In your library's BUILD, create a java_ydf_standalone_model build rule.

File: my_project/BUILD

load("//third_party/yggdrasil_decision_forests/serving/embed:embed.bzl", "java_ydf_standalone_model")

java_ydf_standalone_model (
  name = "ydf_mode", # Rule name, .java filename, generated .bin filename.
  package_name = "ydf_model", # Name of the Java package where this rule is defined.
  data = "//my_project/ydf_model_data",
  # Compilation options here.
  classification_output = "PROBABILITY",
  constraints = ["android"], # Add this if building for android.
)

4.

In your java_library, add ":my_model" as a dependency.

File: my_project/BUILD python java_library( name = "main", srcs = ["MyClass.java"], deps = [":ydf_model"], )

5.

In your Java code, import and call the model as shown in the example above.

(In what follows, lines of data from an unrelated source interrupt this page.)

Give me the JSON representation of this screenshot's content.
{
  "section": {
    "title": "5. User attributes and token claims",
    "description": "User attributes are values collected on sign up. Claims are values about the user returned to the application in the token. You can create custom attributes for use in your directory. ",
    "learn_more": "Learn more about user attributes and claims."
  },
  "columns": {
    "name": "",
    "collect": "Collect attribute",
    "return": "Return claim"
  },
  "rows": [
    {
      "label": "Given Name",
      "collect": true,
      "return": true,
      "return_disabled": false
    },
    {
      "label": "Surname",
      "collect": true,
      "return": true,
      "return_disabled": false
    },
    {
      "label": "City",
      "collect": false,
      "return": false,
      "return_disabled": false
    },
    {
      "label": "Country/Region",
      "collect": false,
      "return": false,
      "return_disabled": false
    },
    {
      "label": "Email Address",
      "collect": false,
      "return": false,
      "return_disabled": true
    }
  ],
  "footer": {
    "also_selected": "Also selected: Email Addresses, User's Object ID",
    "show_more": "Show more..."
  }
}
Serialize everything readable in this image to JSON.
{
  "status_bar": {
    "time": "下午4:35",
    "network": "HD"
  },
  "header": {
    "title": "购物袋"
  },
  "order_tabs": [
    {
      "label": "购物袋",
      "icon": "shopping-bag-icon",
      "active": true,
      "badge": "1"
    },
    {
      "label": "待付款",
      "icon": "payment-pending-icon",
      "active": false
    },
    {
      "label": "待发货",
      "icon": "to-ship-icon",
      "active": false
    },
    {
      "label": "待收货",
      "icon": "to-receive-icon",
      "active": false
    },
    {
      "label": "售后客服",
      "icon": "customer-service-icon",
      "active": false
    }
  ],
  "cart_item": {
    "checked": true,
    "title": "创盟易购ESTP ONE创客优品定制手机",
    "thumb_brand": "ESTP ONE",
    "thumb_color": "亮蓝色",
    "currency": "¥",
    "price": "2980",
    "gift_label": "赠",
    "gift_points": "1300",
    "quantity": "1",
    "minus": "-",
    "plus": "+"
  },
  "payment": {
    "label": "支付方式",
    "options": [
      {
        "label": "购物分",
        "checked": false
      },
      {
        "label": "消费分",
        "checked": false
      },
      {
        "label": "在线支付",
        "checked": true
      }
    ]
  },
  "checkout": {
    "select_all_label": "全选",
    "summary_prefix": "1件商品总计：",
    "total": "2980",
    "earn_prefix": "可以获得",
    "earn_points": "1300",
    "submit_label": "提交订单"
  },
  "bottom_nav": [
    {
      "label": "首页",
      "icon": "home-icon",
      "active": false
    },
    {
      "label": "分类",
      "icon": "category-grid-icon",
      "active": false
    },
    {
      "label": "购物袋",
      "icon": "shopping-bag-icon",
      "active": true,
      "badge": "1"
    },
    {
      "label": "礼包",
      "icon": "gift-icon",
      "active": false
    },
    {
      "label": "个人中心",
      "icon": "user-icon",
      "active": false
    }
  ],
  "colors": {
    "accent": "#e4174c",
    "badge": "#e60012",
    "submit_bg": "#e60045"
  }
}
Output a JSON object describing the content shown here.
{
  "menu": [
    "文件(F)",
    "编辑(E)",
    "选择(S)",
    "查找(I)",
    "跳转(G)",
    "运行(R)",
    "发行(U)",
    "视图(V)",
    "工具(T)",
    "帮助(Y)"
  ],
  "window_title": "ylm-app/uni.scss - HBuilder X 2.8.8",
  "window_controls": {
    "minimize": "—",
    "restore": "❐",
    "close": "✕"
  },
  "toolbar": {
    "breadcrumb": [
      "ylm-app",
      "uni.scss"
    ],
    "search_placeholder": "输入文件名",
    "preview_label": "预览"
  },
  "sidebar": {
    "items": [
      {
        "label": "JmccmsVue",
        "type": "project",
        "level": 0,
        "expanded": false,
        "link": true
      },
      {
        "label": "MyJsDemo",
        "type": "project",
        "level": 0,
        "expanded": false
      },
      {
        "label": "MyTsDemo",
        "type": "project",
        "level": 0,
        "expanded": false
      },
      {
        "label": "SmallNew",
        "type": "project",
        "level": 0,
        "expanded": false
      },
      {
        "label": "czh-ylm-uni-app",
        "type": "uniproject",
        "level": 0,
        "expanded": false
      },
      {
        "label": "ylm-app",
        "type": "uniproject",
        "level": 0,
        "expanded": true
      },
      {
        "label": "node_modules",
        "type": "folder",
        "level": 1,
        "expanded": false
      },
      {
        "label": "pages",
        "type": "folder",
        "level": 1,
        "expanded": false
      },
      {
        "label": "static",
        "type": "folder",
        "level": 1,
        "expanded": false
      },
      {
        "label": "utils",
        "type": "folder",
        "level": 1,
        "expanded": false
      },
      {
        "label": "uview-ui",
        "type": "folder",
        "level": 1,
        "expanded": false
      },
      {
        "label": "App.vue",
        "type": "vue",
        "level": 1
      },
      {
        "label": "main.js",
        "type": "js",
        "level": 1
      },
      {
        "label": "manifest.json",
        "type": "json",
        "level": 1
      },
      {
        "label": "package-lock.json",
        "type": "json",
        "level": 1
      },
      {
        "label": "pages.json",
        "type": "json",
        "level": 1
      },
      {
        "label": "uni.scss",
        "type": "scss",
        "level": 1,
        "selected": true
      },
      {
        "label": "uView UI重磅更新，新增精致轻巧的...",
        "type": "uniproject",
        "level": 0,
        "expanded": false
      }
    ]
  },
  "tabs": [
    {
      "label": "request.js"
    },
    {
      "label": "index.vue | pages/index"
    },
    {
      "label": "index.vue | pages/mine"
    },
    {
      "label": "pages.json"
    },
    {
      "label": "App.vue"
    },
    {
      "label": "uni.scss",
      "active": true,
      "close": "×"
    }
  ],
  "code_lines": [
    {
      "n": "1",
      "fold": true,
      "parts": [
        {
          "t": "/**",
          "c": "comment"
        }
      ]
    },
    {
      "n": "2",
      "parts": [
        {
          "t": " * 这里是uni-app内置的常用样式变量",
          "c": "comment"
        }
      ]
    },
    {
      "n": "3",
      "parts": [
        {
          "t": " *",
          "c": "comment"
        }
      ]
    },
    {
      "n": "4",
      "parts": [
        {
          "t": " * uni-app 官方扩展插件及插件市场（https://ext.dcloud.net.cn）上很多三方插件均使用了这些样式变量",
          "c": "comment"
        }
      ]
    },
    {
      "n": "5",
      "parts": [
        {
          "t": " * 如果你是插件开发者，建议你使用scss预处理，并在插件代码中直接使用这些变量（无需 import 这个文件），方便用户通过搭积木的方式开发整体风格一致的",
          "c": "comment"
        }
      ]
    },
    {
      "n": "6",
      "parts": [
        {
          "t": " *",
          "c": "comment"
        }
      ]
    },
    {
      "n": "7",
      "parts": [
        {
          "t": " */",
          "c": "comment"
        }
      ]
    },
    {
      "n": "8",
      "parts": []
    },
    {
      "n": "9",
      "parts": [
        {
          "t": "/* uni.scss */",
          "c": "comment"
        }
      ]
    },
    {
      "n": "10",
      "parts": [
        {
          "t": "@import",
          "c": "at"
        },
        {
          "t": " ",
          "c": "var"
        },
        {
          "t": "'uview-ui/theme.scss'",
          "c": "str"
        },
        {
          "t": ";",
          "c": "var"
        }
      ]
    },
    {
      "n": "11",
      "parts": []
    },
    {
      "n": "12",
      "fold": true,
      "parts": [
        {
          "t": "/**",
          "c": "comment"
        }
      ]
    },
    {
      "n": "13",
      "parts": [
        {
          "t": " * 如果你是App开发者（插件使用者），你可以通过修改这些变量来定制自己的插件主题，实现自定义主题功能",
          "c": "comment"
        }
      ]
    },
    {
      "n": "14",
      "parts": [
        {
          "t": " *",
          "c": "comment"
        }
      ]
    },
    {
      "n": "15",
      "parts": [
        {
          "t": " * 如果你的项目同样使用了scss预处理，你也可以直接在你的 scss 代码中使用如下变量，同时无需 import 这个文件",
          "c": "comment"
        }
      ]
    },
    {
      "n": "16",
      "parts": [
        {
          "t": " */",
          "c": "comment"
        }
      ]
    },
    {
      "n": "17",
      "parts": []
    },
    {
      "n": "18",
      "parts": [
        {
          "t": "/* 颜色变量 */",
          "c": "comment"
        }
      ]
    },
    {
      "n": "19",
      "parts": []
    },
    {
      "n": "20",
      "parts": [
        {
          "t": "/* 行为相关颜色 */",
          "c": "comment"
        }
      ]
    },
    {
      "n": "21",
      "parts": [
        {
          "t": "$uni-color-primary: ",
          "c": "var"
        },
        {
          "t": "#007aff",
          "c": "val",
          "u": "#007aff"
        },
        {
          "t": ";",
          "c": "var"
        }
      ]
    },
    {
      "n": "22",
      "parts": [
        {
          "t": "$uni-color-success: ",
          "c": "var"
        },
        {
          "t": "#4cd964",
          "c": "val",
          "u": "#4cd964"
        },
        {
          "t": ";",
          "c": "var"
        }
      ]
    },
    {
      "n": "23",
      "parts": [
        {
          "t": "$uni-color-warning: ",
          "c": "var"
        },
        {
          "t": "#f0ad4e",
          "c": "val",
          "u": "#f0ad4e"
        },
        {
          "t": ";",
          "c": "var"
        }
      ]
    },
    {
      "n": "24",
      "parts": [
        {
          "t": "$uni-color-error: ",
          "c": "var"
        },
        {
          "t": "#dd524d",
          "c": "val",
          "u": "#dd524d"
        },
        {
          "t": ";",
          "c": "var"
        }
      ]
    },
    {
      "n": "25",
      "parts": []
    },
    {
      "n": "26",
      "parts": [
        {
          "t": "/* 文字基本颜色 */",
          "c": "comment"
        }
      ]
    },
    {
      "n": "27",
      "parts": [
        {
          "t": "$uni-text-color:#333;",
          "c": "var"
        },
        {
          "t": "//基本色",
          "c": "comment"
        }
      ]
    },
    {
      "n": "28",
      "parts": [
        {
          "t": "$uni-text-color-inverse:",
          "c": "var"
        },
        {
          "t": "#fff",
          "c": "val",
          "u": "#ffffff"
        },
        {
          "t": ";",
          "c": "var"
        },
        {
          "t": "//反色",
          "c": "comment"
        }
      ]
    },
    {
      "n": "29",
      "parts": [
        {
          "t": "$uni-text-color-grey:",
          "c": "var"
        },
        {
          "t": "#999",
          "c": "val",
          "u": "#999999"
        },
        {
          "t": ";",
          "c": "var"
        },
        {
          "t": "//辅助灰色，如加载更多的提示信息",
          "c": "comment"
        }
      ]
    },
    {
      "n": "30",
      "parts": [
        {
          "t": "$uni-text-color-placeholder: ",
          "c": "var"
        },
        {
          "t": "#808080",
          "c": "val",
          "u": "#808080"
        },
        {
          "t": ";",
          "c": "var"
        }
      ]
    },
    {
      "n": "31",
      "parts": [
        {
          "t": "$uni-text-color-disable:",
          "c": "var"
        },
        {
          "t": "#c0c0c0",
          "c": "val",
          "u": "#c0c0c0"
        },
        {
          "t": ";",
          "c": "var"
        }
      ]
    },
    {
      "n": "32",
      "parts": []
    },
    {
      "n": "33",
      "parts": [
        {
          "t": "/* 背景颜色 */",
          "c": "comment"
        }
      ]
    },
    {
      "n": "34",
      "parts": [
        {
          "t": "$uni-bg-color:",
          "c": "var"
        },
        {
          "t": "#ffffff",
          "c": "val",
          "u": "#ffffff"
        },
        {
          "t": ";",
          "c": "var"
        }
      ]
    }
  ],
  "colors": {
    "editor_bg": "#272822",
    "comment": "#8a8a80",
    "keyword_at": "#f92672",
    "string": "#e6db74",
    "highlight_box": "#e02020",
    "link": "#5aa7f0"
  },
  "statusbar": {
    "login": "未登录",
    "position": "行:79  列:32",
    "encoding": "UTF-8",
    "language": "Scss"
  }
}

Note: By default, the generated serving code expects model data to reside on the classpath. However, if you are using build optimizations in an Android environment (such as AppReduce), class names may be obfuscated or renamed during the build process. To handle this, the use_runtime_derived_resource_path can be set, allowing you to initialize the model using resource path resolved at runtime. Please ensure that the version of the model data strictly matches the generated serving code to avoid compatibility issues.